Leeds have won the first battle in their bid to claim compensation for the failure of their former captain Iestyn Harris to return to the club.
A judge ruled that Leeds had first refusal on Harris' services
A High Court judge ruled that Leeds had first option if the player returned to league from union and ordered Bradford to pay Leeds £64,000 in legal costs.
Harris joined Bradford on a three-and-a half year deal when he came back to league instead of rejoining Leeds.
A full trial will now be held to determine liability.
Leeds alleged that Bradford had enticed Harris, who played for Wales in the 2003 union World Cup, to breach the agreement.

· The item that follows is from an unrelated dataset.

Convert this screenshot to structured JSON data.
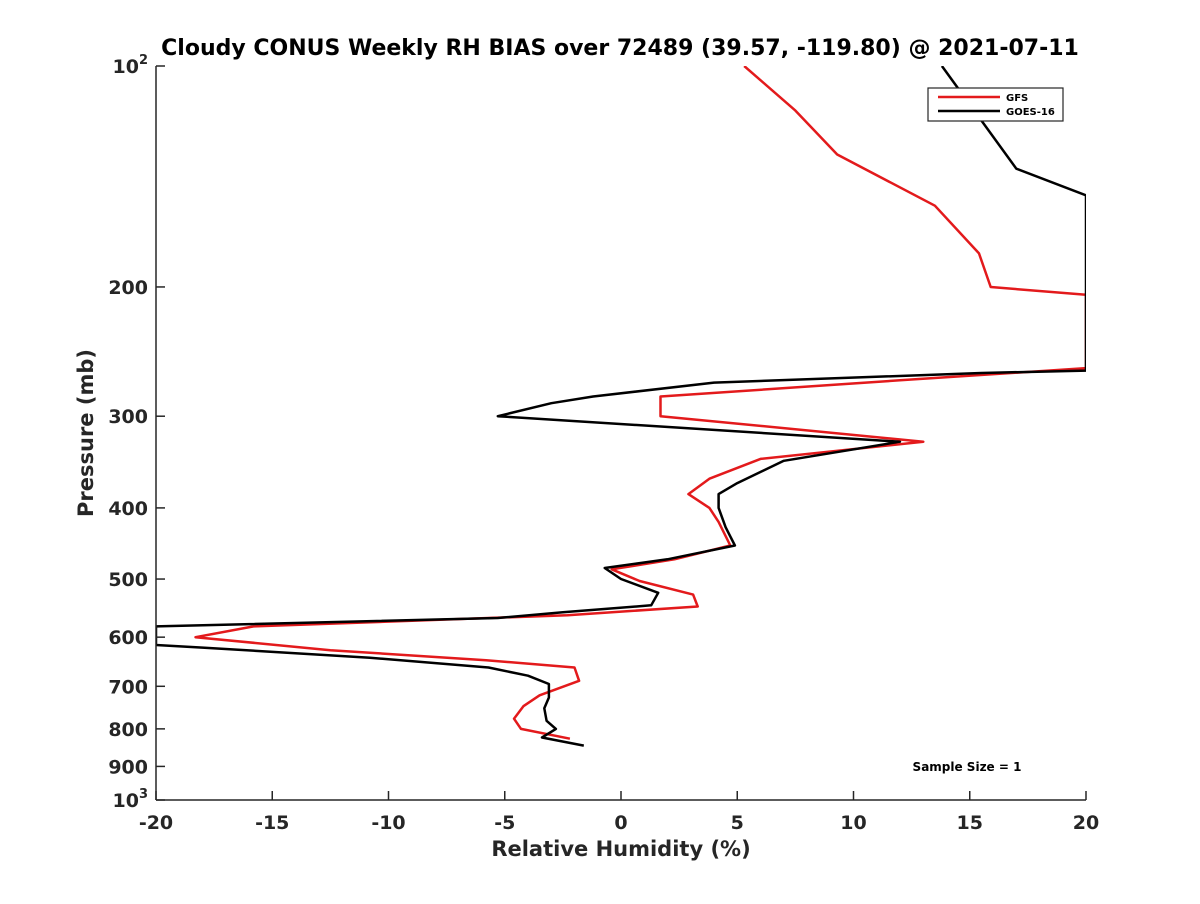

The judge, Justice Gray, added that, although the clause in Harris' release agreement did amount to a restraint of trade, it was a "reasonable" one in all thecircumstances and the player was "more than willing" to sign it in order to achieve his dream of playing for Wales.
"It was entirely reasonable for Leeds to reserve the right to call upon their former star player to play again for the Rhinos," he said.
Leeds chief executive Gary Hetherington, who attended the hearing in London, said: "We are naturally pleased that Mr Justice Gray has upheld the validity of the contract between Leeds Rhinos and Iestyn Harris and legal proceedings will continue."
A Bradford spokesman said: "We have received the decision handed down in the High Court and, with our legal representatives, are looking at the implications of the decision. We will not be commenting further."
Harris said he was "disappointed" by the verdict.